I promised an acquaintance that I’d go to the charity event she was chairing. The anticipated crowd was described to me as "over 500 young professionals" which was just perfect considering I am neither young nor professional.
Of course, those in attendance were going to be the antithesis of everything I am or aspire to be. A mix devoid of any substance; the kind of people who I’d fit in with at face value, but would never be friends with: douchebag guys with $75 haircuts, Seven A-Pocket jeans and twill J-Crew blazers; girls in towering Jimmy Choos, cuffed skinny jeans and oversized Gucci bags. People in fields like PR or marketing or advertising or any of the other image-conscious professions young, dead-behind-the-eyes, up-and-comers get into.

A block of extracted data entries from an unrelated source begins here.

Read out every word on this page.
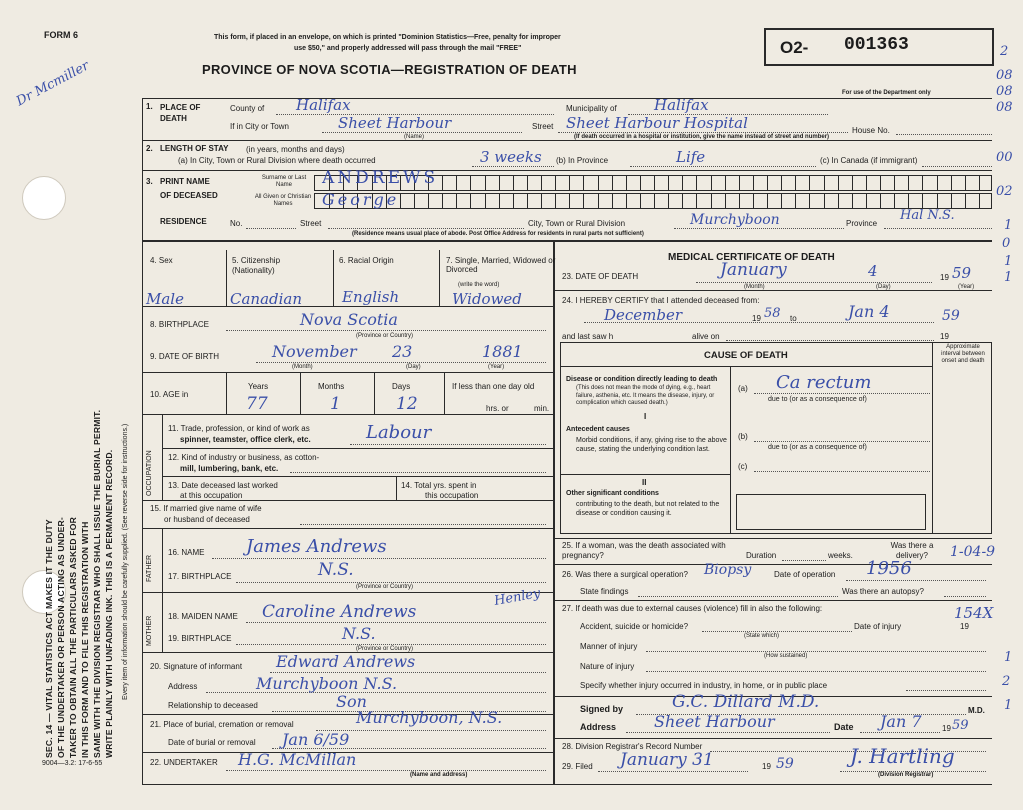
FORM 6
Dr Mcmiller
9004—3.2: 17-6-55
SEC. 14 — VITAL STATISTICS ACT MAKES IT THE DUTY OF THE UNDERTAKER OR PERSON ACTING AS UNDER- TAKER TO OBTAIN ALL THE PARTICULARS ASKED FOR IN THIS FORM AND TO FILE THIS REGISTRATION WITH SAME WITH THE DIVISION REGISTRAR WHO SHALL ISSUE THE BURIAL PERMIT. WRITE PLAINLY WITH UNFADING INK. THIS IS A PERMANENT RECORD. Every item of information should be carefully supplied. (See reverse side for instructions.)
This form, if placed in an envelope, on which is printed "Dominion Statistics—Free, penalty for improper
use $50," and properly addressed will pass through the mail "FREE"
PROVINCE OF NOVA SCOTIA—REGISTRATION OF DEATH
O2- 001363
For use of the Department only
2
08
08
08
00
02
1
0
1
1
154X
1
2
1
1. PLACE OF DEATH
County of Halifax	Municipality of Halifax
If in City or Town	Sheet Harbour	Street Sheet Harbour Hospital	House No.
(Name)	(If death occurred in a hospital or institution, give the name instead of street and number)
2. LENGTH OF STAY (in years, months and days)
(a) In City, Town or Rural Division where death occurred	3 weeks (b) In Province	Life	(c) In Canada (if immigrant)
3. PRINT NAME
OF DECEASED
Surname or Last Name
All Given or Christian Names
ANDREWS
George
RESIDENCE	No.	Street	City, Town or Rural Division	Murchyboon	Province
Hal N.S.
(Residence means usual place of abode. Post Office Address for residents in rural parts not sufficient)
4. Sex	5. Citizenship (Nationality)
6. Racial Origin	7. Single, Married, Widowed or Divorced
(write the word)
Male	Canadian	English	Widowed
8. BIRTHPLACE	Nova Scotia
(Province or Country)
9. DATE OF BIRTH	November 23	1881
(Month)	(Day)	(Year)
10. AGE in
Years	Months	Days	If less than one day old
77	1	12	hrs. or	min.
OCCUPATION
11. Trade, profession, or kind of work as
spinner, teamster, office clerk, etc.	Labour
12. Kind of industry or business, as cotton-
mill, lumbering, bank, etc.
13. Date deceased last worked
at this occupation
14. Total yrs. spent in
this occupation
15. If married give name of wife
or husband of deceased
FATHER
16. NAME James Andrews
17. BIRTHPLACE	N.S.
(Province or Country)
MOTHER 18. MAIDEN NAME Caroline Andrews
Henley
19. BIRTHPLACE	N.S.
(Province or Country)
20. Signature of informant Edward Andrews
Address	Murchyboon N.S.
Relationship to deceased	Son
21. Place of burial, cremation or removal	Murchyboon, N.S.
Date of burial or removal Jan 6/59
22. UNDERTAKER H.G. McMillan
(Name and address)
MEDICAL CERTIFICATE OF DEATH
23. DATE OF DEATH	January	4	19 59
(Month)	(Day)	(Year)
24. I HEREBY CERTIFY that I attended deceased from:
December	19 58 to	Jan 4	59
and last saw h	alive on	19
CAUSE OF DEATH
Approximate interval between onset and death
Disease or condition directly leading to death
(This does not mean the mode of dying, e.g., heart failure, asthenia, etc. It means the disease, injury, or complication which caused death.)
(a) Ca rectum
due to (or as a consequence of)
Antecedent causes
Morbid conditions, if any, giving rise to the above cause, stating the underlying condition last.
(b)
due to (or as a consequence of)
(c)
I
II
Other significant conditions
contributing to the death, but not related to the disease or condition causing it.
25. If a woman, was the death associated with pregnancy?	Duration	weeks.
Was there a delivery?	1-04-9
26. Was there a surgical operation? Biopsy	Date of operation 1956
State findings	Was there an autopsy?
27. If death was due to external causes (violence) fill in also the following:
Accident, suicide or homicide?
(State which)
Date of injury	19
Manner of injury
(How sustained)
Nature of injury
Specify whether injury occurred in industry, in home, or in public place
Signed by	G.C. Dillard M.D.	M.D.
Address Sheet Harbour	Date Jan 7	19 59
28. Division Registrar's Record Number
29. Filed January 31	19 59	J. Hartling
(Division Registrar)
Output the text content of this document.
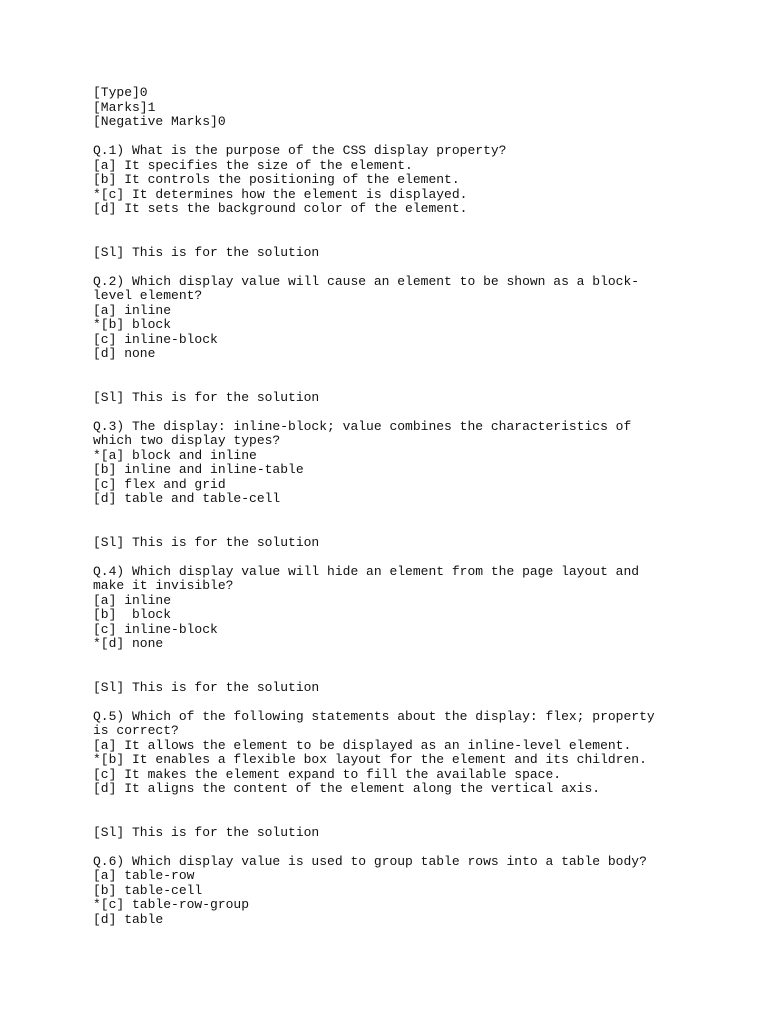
[Type]0

[Marks]1

[Negative Marks]0

Q.1) What is the purpose of the CSS display property?

[a] It specifies the size of the element.

[b] It controls the positioning of the element.

*[c] It determines how the element is displayed.

[d] It sets the background color of the element.

[Sl] This is for the solution

Q.2) Which display value will cause an element to be shown as a block-level element?

[a] inline

*[b] block

[c] inline-block

[d] none

[Sl] This is for the solution

Q.3) The display: inline-block; value combines the characteristics of which two display types?

*[a] block and inline

[b] inline and inline-table

[c] flex and grid

[d] table and table-cell

[Sl] This is for the solution

Q.4) Which display value will hide an element from the page layout and make it invisible?

[a] inline

[b]  block

[c] inline-block

*[d] none

[Sl] This is for the solution

Q.5) Which of the following statements about the display: flex; property is correct?

[a] It allows the element to be displayed as an inline-level element.

*[b] It enables a flexible box layout for the element and its children.

[c] It makes the element expand to fill the available space.

[d] It aligns the content of the element along the vertical axis.

[Sl] This is for the solution

Q.6) Which display value is used to group table rows into a table body?

[a] table-row

[b] table-cell

*[c] table-row-group

[d] table
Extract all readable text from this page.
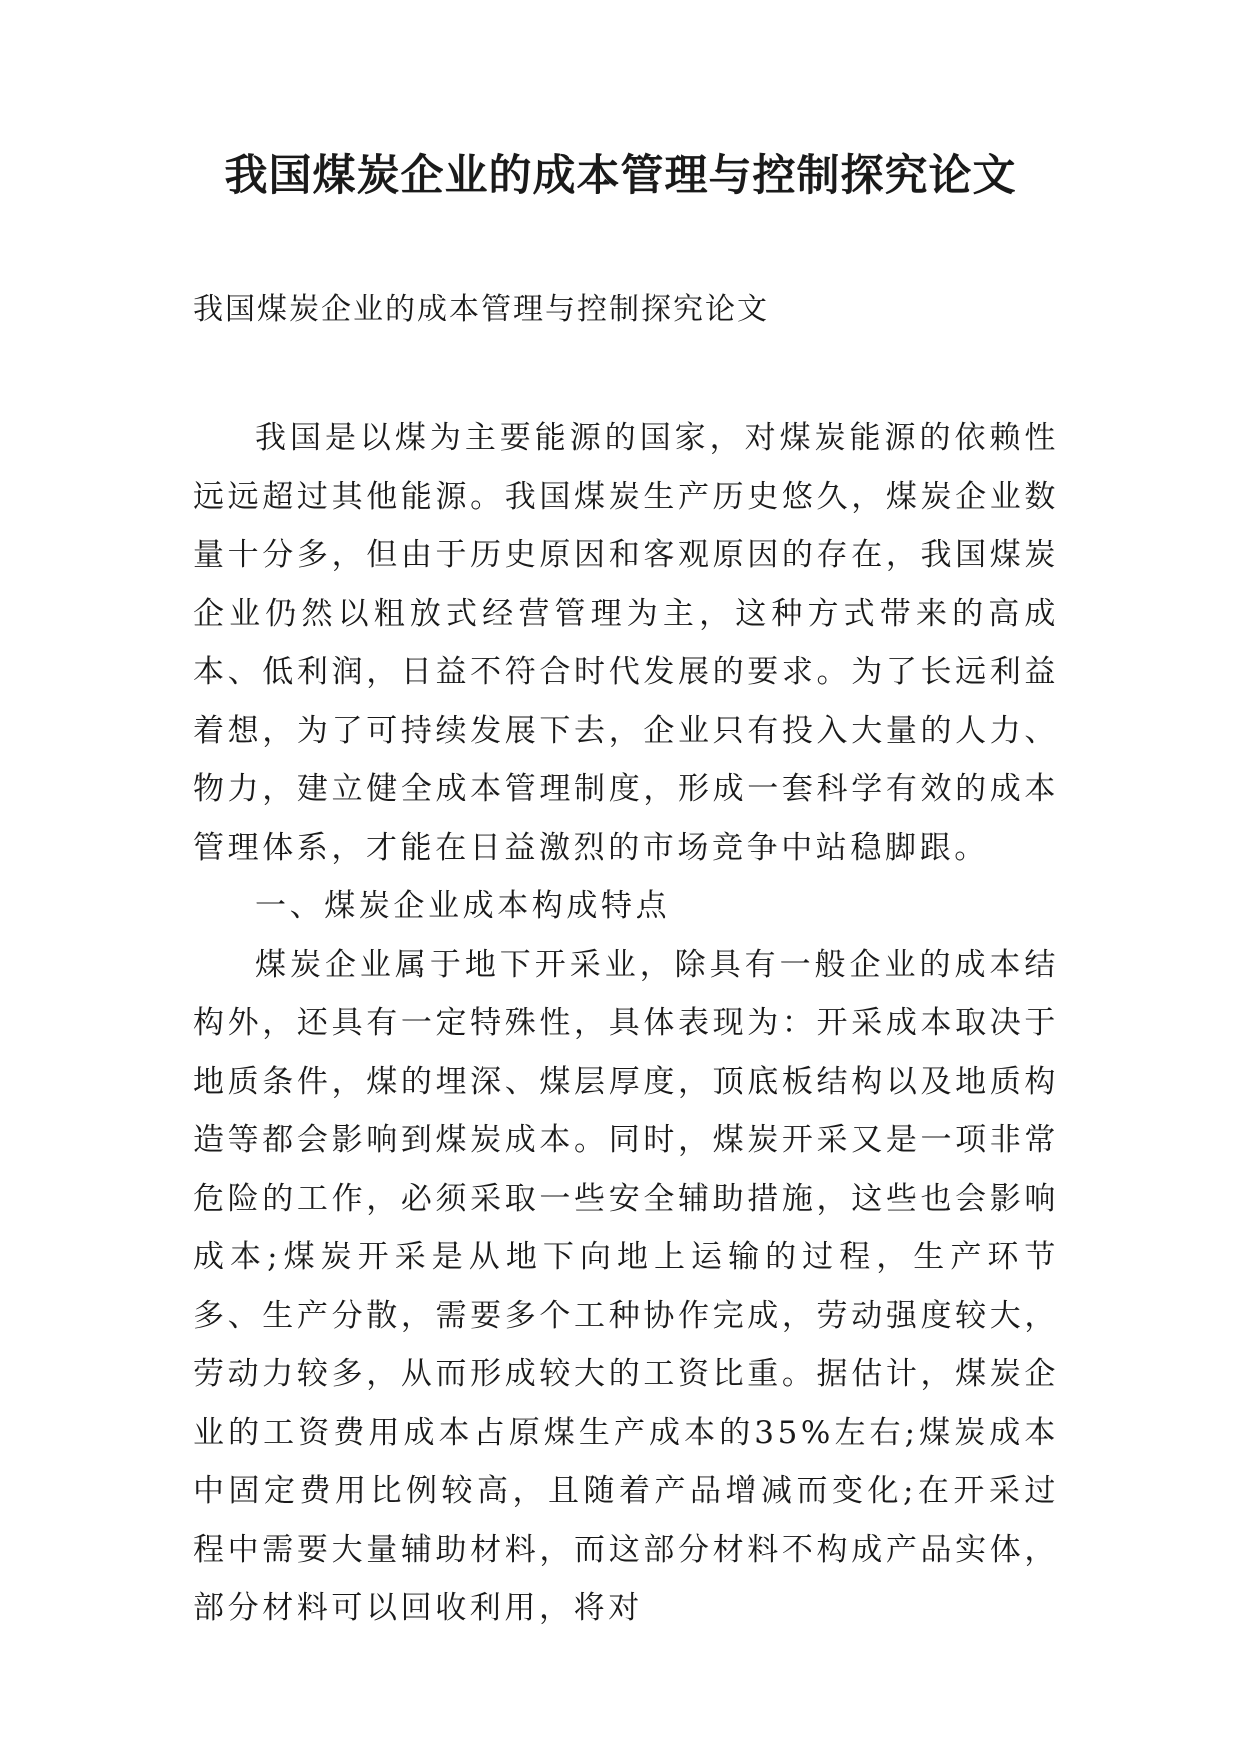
我国煤炭企业的成本管理与控制探究论文

我国煤炭企业的成本管理与控制探究论文

我国是以煤为主要能源的国家，对煤炭能源的依赖性远远超过其他能源。我国煤炭生产历史悠久，煤炭企业数量十分多，但由于历史原因和客观原因的存在，我国煤炭企业仍然以粗放式经营管理为主，这种方式带来的高成本、低利润，日益不符合时代发展的要求。为了长远利益着想，为了可持续发展下去，企业只有投入大量的人力、物力，建立健全成本管理制度，形成一套科学有效的成本管理体系，才能在日益激烈的市场竞争中站稳脚跟。

一、煤炭企业成本构成特点

煤炭企业属于地下开采业，除具有一般企业的成本结构外，还具有一定特殊性，具体表现为：开采成本取决于地质条件，煤的埋深、煤层厚度，顶底板结构以及地质构造等都会影响到煤炭成本。同时，煤炭开采又是一项非常危险的工作，必须采取一些安全辅助措施，这些也会影响成本;煤炭开采是从地下向地上运输的过程，生产环节多、生产分散，需要多个工种协作完成，劳动强度较大，劳动力较多，从而形成较大的工资比重。据估计，煤炭企业的工资费用成本占原煤生产成本的35%左右;煤炭成本中固定费用比例较高，且随着产品增减而变化;在开采过程中需要大量辅助材料，而这部分材料不构成产品实体，部分材料可以回收利用，将对
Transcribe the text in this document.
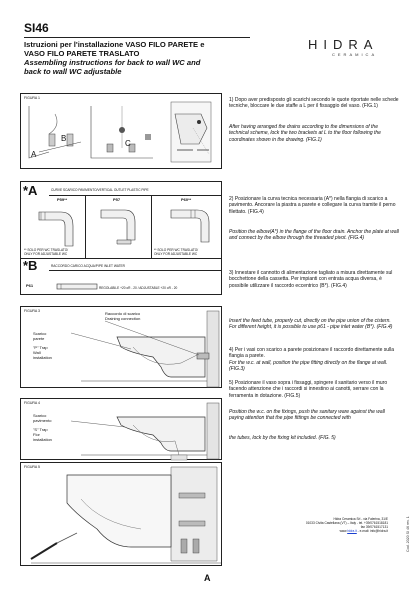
SI46
Istruzioni per l'installazione VASO FILO PARETE e
VASO FILO PARETE TRASLATO
Assembling instructions for back to wall WC and
back to wall WC adjustable
HIDRA
CERAMICA
FIGURA 1
A
B
C
1) Dopo aver predisposto gli scarichi secondo le quote riportate nelle schede tecniche, bloccare le due staffe a L per il fissaggio del vaso. (FIG.1)
After having arranged the drains according to the dimensions of the technical scheme, lock the two brackets at L to the floor following the coordinates shown in the drawing. (FIG.1)
2) Posizionare la curva tecnica necessaria (A*) nella flangia di scarico a pavimento. Ancorare la piastra a parete e collegare la curva tramite il perno filettato. (FIG.4)
Position the elbow(A*) in the flange of the floor drain. Anchor the plate at wall and connect by the elbow through the threaded pivot. (FIG.4)
3) Innestare il cannotto di alimentazione tagliato a misura direttamente sul bocchettone della cassetta. Per impianti con entrata acqua diversa, è possibile utilizzare il raccordo eccentrico (B*). (FIG.4)
Insert the feed tube, properly cut, directly on the pipe union of the cistern. For different height, it is possible to use p61 - pipe inlet water (B*). (FIG.4)
4) Per i vasi con scarico a parete posizionare il raccordo direttamente sulla flangia a parete.
For the w.c. at wall, position the pipe fitting directly on the flange at wall. (FIG.3)
5) Posizionare il vaso sopra i fissaggi, spingere il sanitario verso il muro facendo attenzione che i raccordi si innestino ai canotti, serrare con la ferramenta in dotazione. (FIG.5)
Position the w.c. on the fixings, push the sanitary ware against the wall paying attention that the pipe fittings be connected with
the tubes, lock by the fixing kit included. (FIG. 5)
*A	CURVE SCARICO PAVIMENTO/VERTICAL OUTLET PLASTIC PIPE
P59**	P57	P60**
** SOLO PER WC TRASLATO/
ONLY FOR ADJUSTABLE WC
** SOLO PER WC TRASLATO/
ONLY FOR ADJUSTABLE WC
*B	RACCORDO CARICO ACQUA/PIPE INLET WATER
P61	REGOLABILE +20 oR - 20 / ADJUSTABLE +20 oR - 20
FIGURA 3	Raccordo di scarico
Draining connection
Scarico
parete
"P" Trap
Wall
installation
FIGURA 4
Scarico
pavimento
"S" Trap
Flor
installation
FIGURA 5
Hidra Ceramica Srl - via Falerina, 31/E
01033 Civita Castellana (VT) – Italy - tel. +39/0761518181
fax 39/0761517131
www.hidra.it - e-mail: info@hidra.it	Cod. 2020 SI 46 rev. 1
A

When I arrived I recognized one girl, a friend of a sort-of friend. She perfectly epitomized the sea of people in whose stupidity I was now very actually drowning: Vapid. Mindless. Shallow. During the Obama/McCain elections, when she heard that Black Panthers were stationing themselves at the polls, she wondered aloud to our mutual friend about how the people got the cats out of the zoo and, when they got them to the polls, how they were able to keep them there without being bitten.
My premonition about the guests was correct, and I spent most of the night in a corner by myself watching the Summer’s Eve mingle with the Dead Air. I listened in as they discussed the important topics of our day, like tooth whitening and frozen yogurt and—the biggest insult to writers with integrity everywhere— the accolades and merits of the "so well-written" Lauren Conrad "LA Candy" series. If they kept talking this way, it was likely I wouldn’t have to use my fingers to purge the bruschetta I was nibbling on.
But as I stood there alone, in the corner, talking to no one— not as much by my own choice as by their choice—it became very clear who the moronic loser was.
I crammed another few pieces of bruschetta down my throat and headed to the restroom.